È facile? Assolutamente no. E non è detto che riusciremo inserire questi fattori tutti insieme. E non è nemmeno detto che tutto questo basti a motivare intrinsecamente. Ma è un inizio. Possiamo partire inserendo alcuni di questi elementi e cominciando a stimolare gli studenti in modo nuovo.

Il coinvolgimento

L’altra faccia della medaglia è il coinvolgimento. In realtà è molto difficile parlare di motivazione senza tener conto del coinvolgimento e viceversa. Insomma, per un’esperienza di apprendimento significativa (qualsiasi cosa intendiamo con questa locuzione), ci servono entrambi. Motivazione e coinvolgimento.
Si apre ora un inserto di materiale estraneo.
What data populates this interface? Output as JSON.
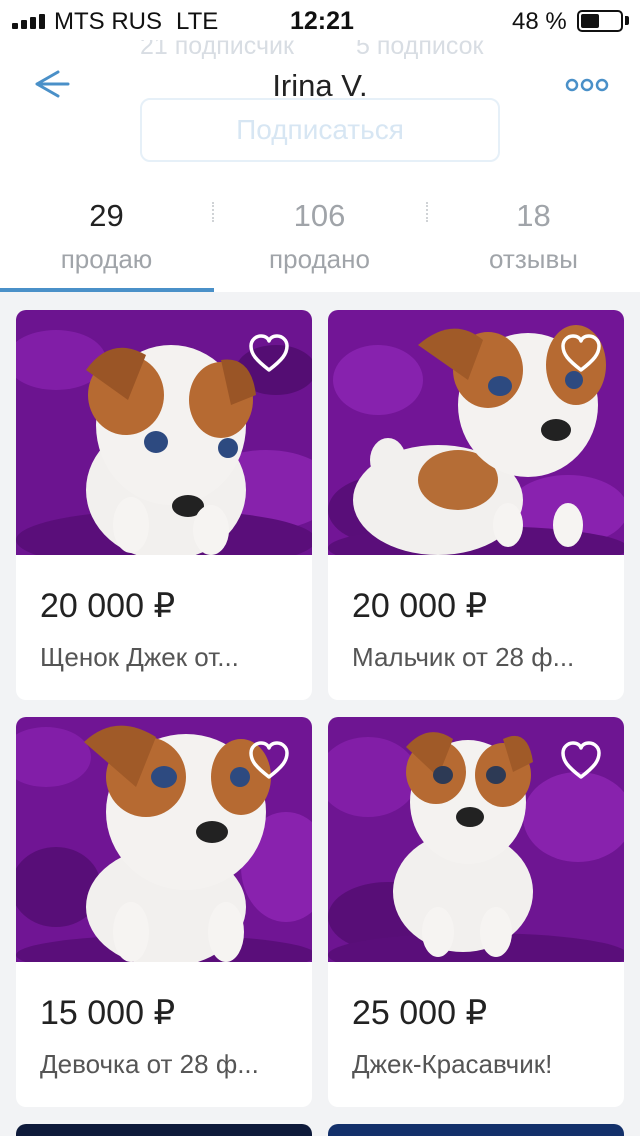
{
  "status_bar": {
    "carrier": "MTS RUS",
    "network": "LTE",
    "time": "12:21",
    "battery": "48 %",
    "battery_level": 0.48,
    "signal_bars": 4
  },
  "profile": {
    "followers_ghost": "21 подписчик",
    "following_ghost": "5 подписок",
    "name": "Irina V.",
    "subscribe_label": "Подписаться"
  },
  "icons": {
    "back": "arrow-left-icon",
    "more": "more-dots-icon",
    "favorite": "heart-outline-icon"
  },
  "colors": {
    "accent": "#4a90c8",
    "purple_bg": "#7b1a9a"
  },
  "tabs": [
    {
      "count": "29",
      "label": "продаю",
      "active": true
    },
    {
      "count": "106",
      "label": "продано",
      "active": false
    },
    {
      "count": "18",
      "label": "отзывы",
      "active": false
    }
  ],
  "listings": [
    {
      "price": "20 000 ₽",
      "title": "Щенок Джек от..."
    },
    {
      "price": "20 000 ₽",
      "title": "Мальчик от 28 ф..."
    },
    {
      "price": "15 000 ₽",
      "title": "Девочка от 28 ф..."
    },
    {
      "price": "25 000 ₽",
      "title": "Джек-Красавчик!"
    }
  ]
}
Da definizione, il coinvolgimento è il grado di attenzione, di curiosità, di interesse, di ottimismo e di passione che gli studenti mostrano quando stanno imparando.

Esistono, però, tipi diversi di coinvolgimento.

  • Il coinvolgimento emozionale è caratterizzato dai sentimenti degli studenti, ma anche dal loro senso di appartenenza al gruppo classe e dalla sensazione di essere parte attiva nel processo di apprendimento. Fra i fattori che influenzano il coinvolgimento emozionale degli studenti c’è anche la valutazione del valore che danno al loro lavoro e alla lezione a cui partecipano.
  • Il coinvolgimento comportamentale è quello che assicura l’attenzione e l’attività degli studenti durante la vita scolastica. Fra gli indicatori che possiamo analizzare per capire quanto gli studenti sono coinvolti in questo senso troviamo la prontezza a rispondere alle domande, l’attenzione nel prendere appunti o la conversazione in tema con i compagni.
  • Il coinvolgimento cognitivo è fortemente legato alla motivazione intrinseca. Indica quanto lo studente si dedica all’apprendimento e quanto riesce ad organizzarsi e appropriarsi del processo di apprendimento che sta vivendo.

Questo è il primo di una serie di articoli liberamente ispirati dalla formazione che sto seguendo come Certified Educator su Classcraft, piattaforma per la gamification a scuola.